Early in 1859 conversions began to be multiplied, and thousands of people began to be saved in local churches throughout America. In late February 1859 Baptists actually cut holes in the ice in the Hudson river to baptize new converts. Revival historian J. Edwin Orr noted, “When Baptists do that, you know they’re on fire!"

Out of the 1858 revival the Kentucky camp meetings were born, with many other movements of prayer and world mission endeavors. Reports of this revival reached other countries, and created a hunger for revival around the world.

Churches in Ireland were particularly moved, and they began to fast and pray for God to visit their nation. Revival blessing soon came as the Ulster Awakening became one of the greatest revivals in the history of that country.

London was also deeply affected by the 1858 awakening, and the spirit of revival rested in great measure upon the life and ministry of Charles Spurgeon. The Metropolitan Tabernacle was completed in 1859 to house the massive crowds that came from all over England to hear this man of God preach.


Wales was another country that was touched by the 1859 revival. Many of those who were converted or revived during this awakening began to fast and pray for another revival. Young people were particularly concerned at the turn-of-the-century and were challenged to pray by a minister named Seth Joshua. A young man named Evan Roberts began to attend the prayer meetings and was deeply burdened about revival. God began to give Roberts a deep assurance that revival was going to come, as he prayed fervently for the salvation of 100,000 souls. 

Beginning in Evan’s home church, the Welsh revival of 1903 spread across Wales like a prairie fire. At the height of the revival, every church in Wales was crowded to capacity seven nights a week. People from all walks of life sought God through prayer, singing, testimony, and preaching. Many of the roughest and hardened coal miners were saved and changed wonderfully by the power of God. Police in several districts formed quartets to sing in the evening meetings because crime had nearly ceased altogether! I [Evangelist Lou Rossi] have in my files a copy of the evening express which was a Welsh newspaper at the time. For many months the entire paper was dedicated to the revival, with a conversion report of those who were saved each night. One article, dated February 18, 1905, begins with a headline that reads, “REVIVAL CONVERSIONS NUMBER OVER 75,000."

This revival had a monumental impact on a large number of other countries including India, England, Africa, China and the United States.

There are many other notable revivals that you can research and study at your local library or online. Just a few would include...
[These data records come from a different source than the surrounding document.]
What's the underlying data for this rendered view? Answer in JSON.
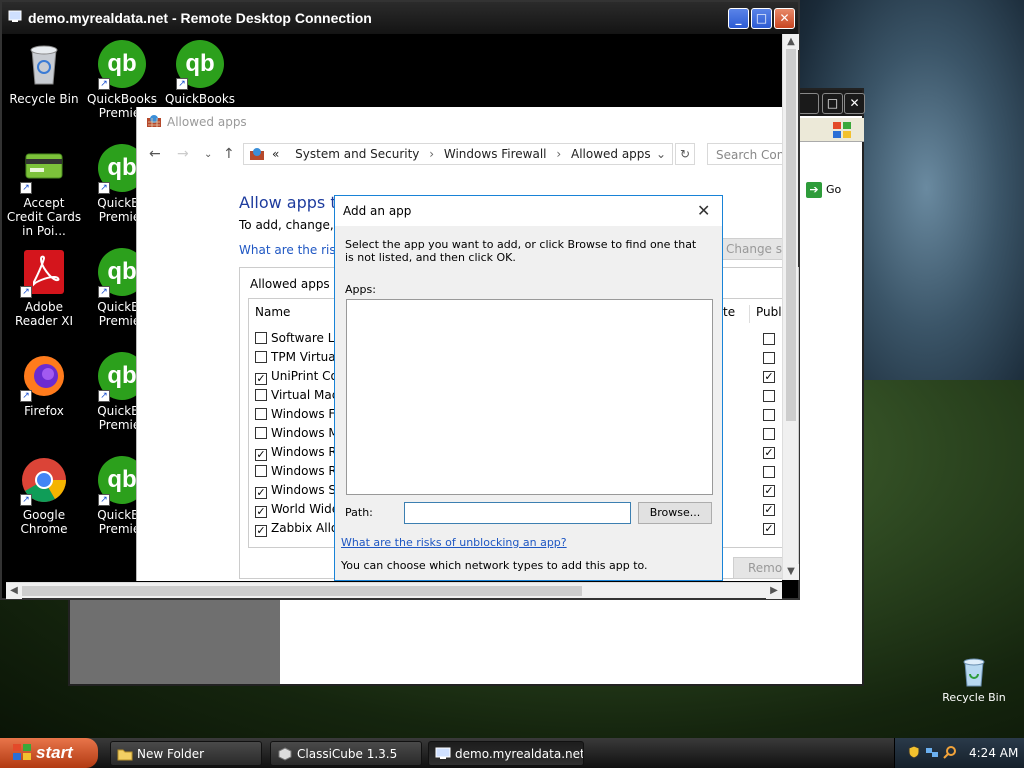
{
  "rdp": {
    "title": "demo.myrealdata.net - Remote Desktop Connection"
  },
  "desktop": {
    "icons": [
      {
        "label": "Recycle Bin"
      },
      {
        "label": "QuickBooks Premier"
      },
      {
        "label": "QuickBooks"
      },
      {
        "label": "Accept Credit Cards in Poi..."
      },
      {
        "label": "QuickBo Premier"
      },
      {
        "label": "Adobe Reader XI"
      },
      {
        "label": "QuickBo Premier"
      },
      {
        "label": "Firefox"
      },
      {
        "label": "QuickBo Premier"
      },
      {
        "label": "Google Chrome"
      },
      {
        "label": "QuickBo Premier"
      }
    ]
  },
  "control_panel": {
    "title": "Allowed apps",
    "breadcrumb": [
      "«",
      "System and Security",
      "Windows Firewall",
      "Allowed apps"
    ],
    "search_placeholder": "Search Contr",
    "heading": "Allow apps to",
    "subtext": "To add, change, or",
    "risks_link": "What are the risks",
    "change_settings": "Change set",
    "allowed_label": "Allowed apps an",
    "columns": {
      "name": "Name",
      "te": "te",
      "public": "Public"
    },
    "apps": [
      {
        "name": "Software Loa",
        "checked": false,
        "public": false
      },
      {
        "name": "TPM Virtual",
        "checked": false,
        "public": false
      },
      {
        "name": "UniPrint Cor",
        "checked": true,
        "public": true
      },
      {
        "name": "Virtual Mach",
        "checked": false,
        "public": false
      },
      {
        "name": "Windows Fir",
        "checked": false,
        "public": false
      },
      {
        "name": "Windows M",
        "checked": false,
        "public": false
      },
      {
        "name": "Windows Re",
        "checked": true,
        "public": true
      },
      {
        "name": "Windows Re",
        "checked": false,
        "public": false
      },
      {
        "name": "Windows Sh",
        "checked": true,
        "public": true
      },
      {
        "name": "World Wide",
        "checked": true,
        "public": true
      },
      {
        "name": "Zabbix Allov",
        "checked": true,
        "public": true
      }
    ],
    "remove_label": "Remo"
  },
  "dialog": {
    "title": "Add an app",
    "instructions": "Select the app you want to add, or click Browse to find one that is not listed, and then click OK.",
    "apps_label": "Apps:",
    "path_label": "Path:",
    "path_value": "",
    "browse_label": "Browse...",
    "risks_link": "What are the risks of unblocking an app?",
    "network_text": "You can choose which network types to add this app to."
  },
  "bg_window": {
    "go_label": "Go"
  },
  "real_desktop": {
    "recycle_bin": "Recycle Bin"
  },
  "taskbar": {
    "start_label": "start",
    "tasks": [
      {
        "label": "New Folder"
      },
      {
        "label": "ClassiCube 1.3.5"
      },
      {
        "label": "demo.myrealdata.net..."
      }
    ],
    "clock": "4:24 AM"
  },
  "colors": {
    "accent": "#1e3c9e",
    "link": "#1f57c3",
    "dialog_border": "#1883d7",
    "quickbooks": "#2ca01c"
  }
}
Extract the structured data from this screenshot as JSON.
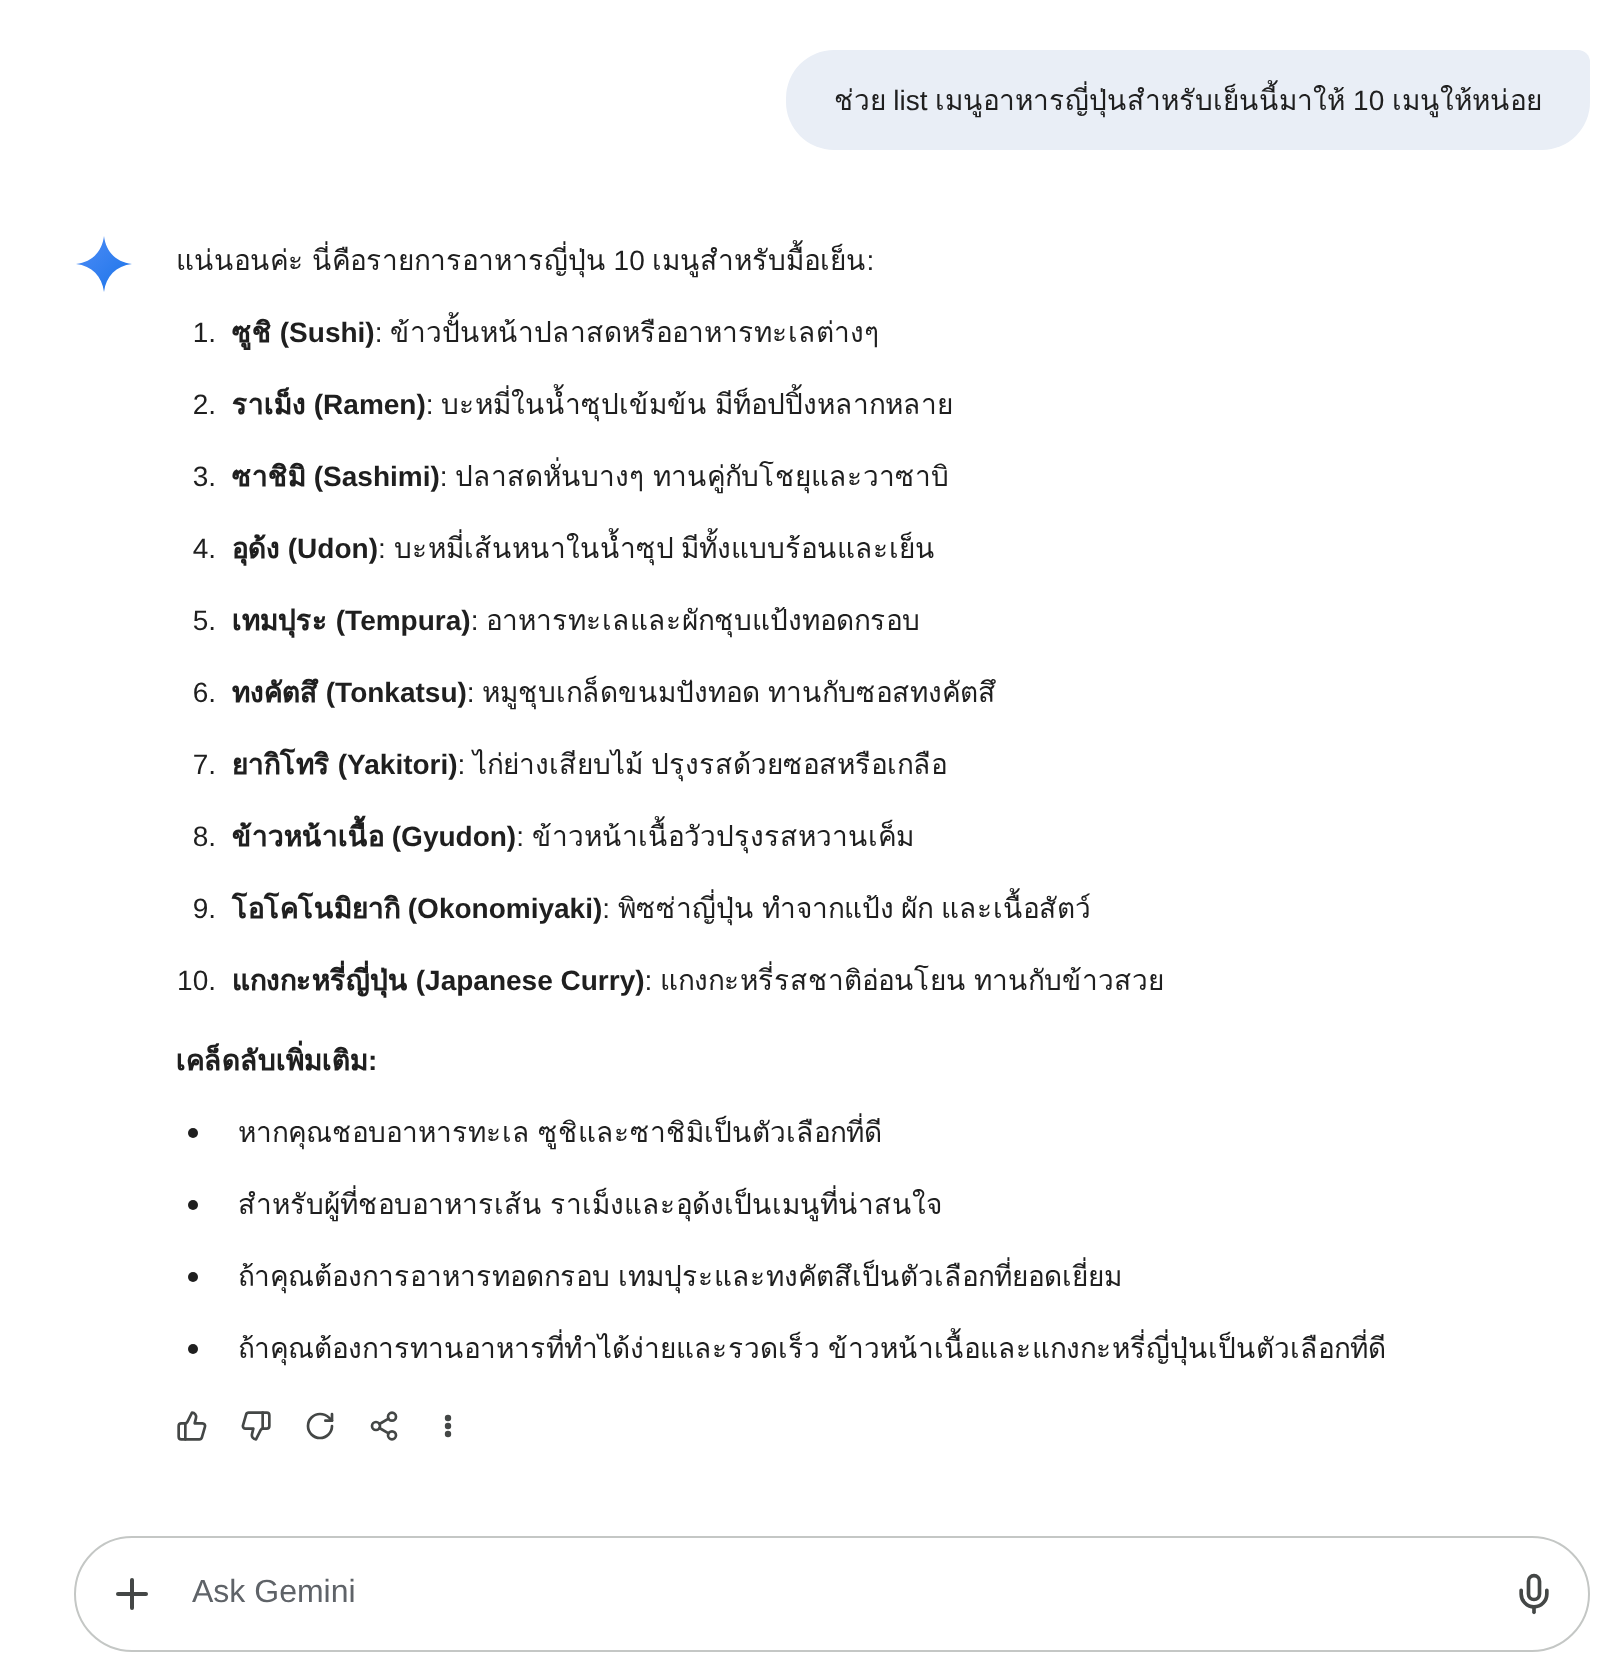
{
  "user_message": "ช่วย list เมนูอาหารญี่ปุ่นสำหรับเย็นนี้มาให้ 10 เมนูให้หน่อย",
  "response": {
    "intro": "แน่นอนค่ะ นี่คือรายการอาหารญี่ปุ่น 10 เมนูสำหรับมื้อเย็น:",
    "items": [
      {
        "number": "1.",
        "text": "**ซูชิ (Sushi)**: ข้าวปั้นหน้าปลาสดหรืออาหารทะเลต่างๆ"
      },
      {
        "number": "2.",
        "text": "**ราเม็ง (Ramen)**: บะหมี่ในน้ำซุปเข้มข้น มีท็อปปิ้งหลากหลาย"
      },
      {
        "number": "3.",
        "text": "**ซาชิมิ (Sashimi)**: ปลาสดหั่นบางๆ ทานคู่กับโชยุและวาซาบิ"
      },
      {
        "number": "4.",
        "text": "**อุด้ง (Udon)**: บะหมี่เส้นหนาในน้ำซุป มีทั้งแบบร้อนและเย็น"
      },
      {
        "number": "5.",
        "text": "**เทมปุระ (Tempura)**: อาหารทะเลและผักชุบแป้งทอดกรอบ"
      },
      {
        "number": "6.",
        "text": "**ทงคัตสึ (Tonkatsu)**: หมูชุบเกล็ดขนมปังทอด ทานกับซอสทงคัตสึ"
      },
      {
        "number": "7.",
        "text": "**ยากิโทริ (Yakitori)**: ไก่ย่างเสียบไม้ ปรุงรสด้วยซอสหรือเกลือ"
      },
      {
        "number": "8.",
        "text": "**ข้าวหน้าเนื้อ (Gyudon)**: ข้าวหน้าเนื้อวัวปรุงรสหวานเค็ม"
      },
      {
        "number": "9.",
        "text": "**โอโคโนมิยากิ (Okonomiyaki)**: พิซซ่าญี่ปุ่น ทำจากแป้ง ผัก และเนื้อสัตว์"
      },
      {
        "number": "10.",
        "text": "**แกงกะหรี่ญี่ปุ่น (Japanese Curry)**: แกงกะหรี่รสชาติอ่อนโยน ทานกับข้าวสวย"
      }
    ],
    "tips_heading": "เคล็ดลับเพิ่มเติม:",
    "tips": [
      "หากคุณชอบอาหารทะเล ซูชิและซาชิมิเป็นตัวเลือกที่ดี",
      "สำหรับผู้ที่ชอบอาหารเส้น ราเม็งและอุด้งเป็นเมนูที่น่าสนใจ",
      "ถ้าคุณต้องการอาหารทอดกรอบ เทมปุระและทงคัตสึเป็นตัวเลือกที่ยอดเยี่ยม",
      "ถ้าคุณต้องการทานอาหารที่ทำได้ง่ายและรวดเร็ว ข้าวหน้าเนื้อและแกงกะหรี่ญี่ปุ่นเป็นตัวเลือกที่ดี"
    ]
  },
  "input": {
    "placeholder": "Ask Gemini"
  }
}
  • The Revival at Kirk of Shotts, Scotland in June, 1630, John Livingstone
  • The American Indian Revivals, 1740-1743, David Brainerd
  • The Cambuslang, Scotland Revival of August, 1742, George Whitfield 
  • The Kilsyth, Scotland Revival of 1839, William C. Burns
  • The Revival at Dundee, Scotland of 1841, William C. Burns and Robert McCheyne
  • The Antwerp, New York Revival of 1825, Charles Finney
  • The Sialkot, India Revival of 1904, “Praying” John Hyde
  • The Shantung, China Revival of 1929, Charles Culpepper
  • The New Hebrides Revival of 1949, Duncan Campbell

As you read and study these awakenings you will find references to many other revivals throughout the history of the church. My heartfelt prayer is for God to "do it again," and to birth in your heart a hunger and thirst for His power and glory to be revealed in our land (Psalm 63).
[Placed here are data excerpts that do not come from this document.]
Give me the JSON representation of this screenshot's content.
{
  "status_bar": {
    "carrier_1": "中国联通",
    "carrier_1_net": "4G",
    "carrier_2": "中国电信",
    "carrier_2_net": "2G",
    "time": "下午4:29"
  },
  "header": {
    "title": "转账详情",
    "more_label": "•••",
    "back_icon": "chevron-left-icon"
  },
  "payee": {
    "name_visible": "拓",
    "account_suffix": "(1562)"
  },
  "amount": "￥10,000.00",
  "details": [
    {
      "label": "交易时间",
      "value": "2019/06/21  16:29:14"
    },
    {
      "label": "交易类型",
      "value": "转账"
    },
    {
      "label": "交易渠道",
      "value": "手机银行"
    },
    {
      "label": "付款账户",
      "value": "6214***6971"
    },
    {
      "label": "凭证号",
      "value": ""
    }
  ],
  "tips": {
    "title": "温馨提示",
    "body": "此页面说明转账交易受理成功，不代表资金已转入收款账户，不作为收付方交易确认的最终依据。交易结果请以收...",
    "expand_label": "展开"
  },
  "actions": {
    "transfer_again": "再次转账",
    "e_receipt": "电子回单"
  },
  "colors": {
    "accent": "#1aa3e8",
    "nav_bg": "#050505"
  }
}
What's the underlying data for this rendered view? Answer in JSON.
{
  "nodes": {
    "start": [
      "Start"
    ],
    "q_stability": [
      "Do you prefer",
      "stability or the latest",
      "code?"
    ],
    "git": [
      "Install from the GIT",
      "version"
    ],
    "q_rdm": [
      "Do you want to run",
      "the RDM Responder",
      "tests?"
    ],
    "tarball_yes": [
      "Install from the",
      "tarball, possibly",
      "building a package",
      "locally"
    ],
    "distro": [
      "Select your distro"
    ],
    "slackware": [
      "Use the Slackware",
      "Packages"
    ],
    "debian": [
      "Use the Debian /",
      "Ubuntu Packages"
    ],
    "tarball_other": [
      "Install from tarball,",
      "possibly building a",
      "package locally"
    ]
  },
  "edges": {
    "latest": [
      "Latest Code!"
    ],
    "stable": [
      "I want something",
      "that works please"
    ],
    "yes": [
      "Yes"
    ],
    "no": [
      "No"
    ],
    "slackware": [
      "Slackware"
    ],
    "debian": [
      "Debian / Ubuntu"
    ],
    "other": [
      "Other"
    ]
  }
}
In concluding this manual, I would like to remind you of the five questions that were posed to the Punjabi Prayer Union of India in 1904. As these questions were circulated around the region, men and women began to seek the Lord in prayer. God responded with great revival blessing as many thousands were saved. As you read, study and pray, may God give our nation the revival that we so desperately need.

  1. Are you praying for the quickening in your own life, and the life of your fellow workers, and in the church?
  2. Are you longing for greater power of the Holy Spirit in your own life and work, and are you convinced that you cannot go on without His power?
  3. Will you pray that you may not be ashamed of Jesus?
  4. Do you believe that prayer is the great means for securing this spiritual awakening?
  5. Will you set apart one half hour each day to pray for this revival, and are you willing to pray until the awakening comes?
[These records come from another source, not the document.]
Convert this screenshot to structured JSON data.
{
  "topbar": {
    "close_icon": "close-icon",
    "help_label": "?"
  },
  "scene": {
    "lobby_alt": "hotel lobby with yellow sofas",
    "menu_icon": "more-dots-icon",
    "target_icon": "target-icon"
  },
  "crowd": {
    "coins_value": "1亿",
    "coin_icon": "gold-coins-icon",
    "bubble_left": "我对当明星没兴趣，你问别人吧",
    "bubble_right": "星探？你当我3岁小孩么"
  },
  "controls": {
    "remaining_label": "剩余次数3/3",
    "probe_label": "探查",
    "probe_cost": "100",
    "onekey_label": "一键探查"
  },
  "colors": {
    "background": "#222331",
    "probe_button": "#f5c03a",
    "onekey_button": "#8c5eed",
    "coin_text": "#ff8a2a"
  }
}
"I have no bow of burning gold

To shoot my arrows of desire;

And yet, O God, I crave a life

That will transmit Thy holy fire.

I shall not cease from mental strife,

Nor shall my pen sleep in my hand,

Till I have seen God's holy men

Arise and shake our needy land.” 

-Leonard Ravenhill

The lyrics to a popular hymn, SWEET HOUR OF PRAYER, remind us of the importance of spending time in prayer with the Lord. Below that, you'll find a powerful and helpful graphic for SPENDING AN HOUR WITH GOD!

During my residence at Coleshill, Warwickshire, England, I became acquainted with W. W. Walford, the blind preacher, a man of obscure birth and connections and no education, but of strong mind and most retentive memory. In the pulpit he never failed to select a lesson well adapted to his subject, giving chapter and verse with unerring precision and scarcely ever misplacing a word in his repetition of the Psalms, every part of the New Testament, the prophecies, and some of the histories, so as to have the reputation of knowing the whole Bible by heart. He actually sat in the chimney corner, employing his mind in composing a sermon or two for Sabbath delivery, and his hands in cutting, shaping and polishing bones for shoe horns and other little useful implements. At intervals he attempted poetry. On one occasion, paying him a visit, he repeated two or three pieces which he had composed, and having no friend at home to commit them to paper, he had laid them up in the storehouse within. How will this do? asked he, as he repeated the following lines, with a complacent smile touched with some light lines of fear lest he subject himself to criticism. I rapidly copied the lines with my pencil, as he uttered them, and sent them for insertion in the Observer, if you should think them worthy of preservation. (From - click on name below to be redirected to the site.)

Sweet Hour of Prayer by William Walford, 1845, Appeared in The New York Observer, September 13, 1845, accompanied by the following, by Thomas Salmon:

Sweet hour of prayer! sweet hour of prayer!

That calls me from a world of care,

And bids me at my Father’s throne

Make all my wants and wishes known.

In seasons of distress and grief,

My soul has often found relief

And oft escaped the tempter’s snare

By thy return, sweet hour of prayer!


Sweet hour of prayer! sweet hour of prayer!

The joys I feel, the bliss I share,

Of those whose anxious spirits burn

With strong desires for thy return!

With such I hasten to the place

Where God my Saviour shows His face,

And gladly take my station there,

And wait for thee, sweet hour of prayer!


Sweet hour of prayer! sweet hour of prayer!

Thy wings shall my petition bear

To Him whose truth and faithfulness

Engage the waiting soul to bless.

And since He bids me seek His face,

Believe His Word and trust His grace,

I’ll cast on Him my every care,

And wait for thee, sweet hour of prayer!


Sweet hour of prayer! sweet hour of prayer!

May I thy consolation share,

Till, from Mount Pisgah’s lofty height,

I view my home and take my flight:

This robe of flesh I’ll drop and rise

To seize the everlasting prize;

And shout, while passing through the air,

Farewell, farewell, sweet hour of prayer!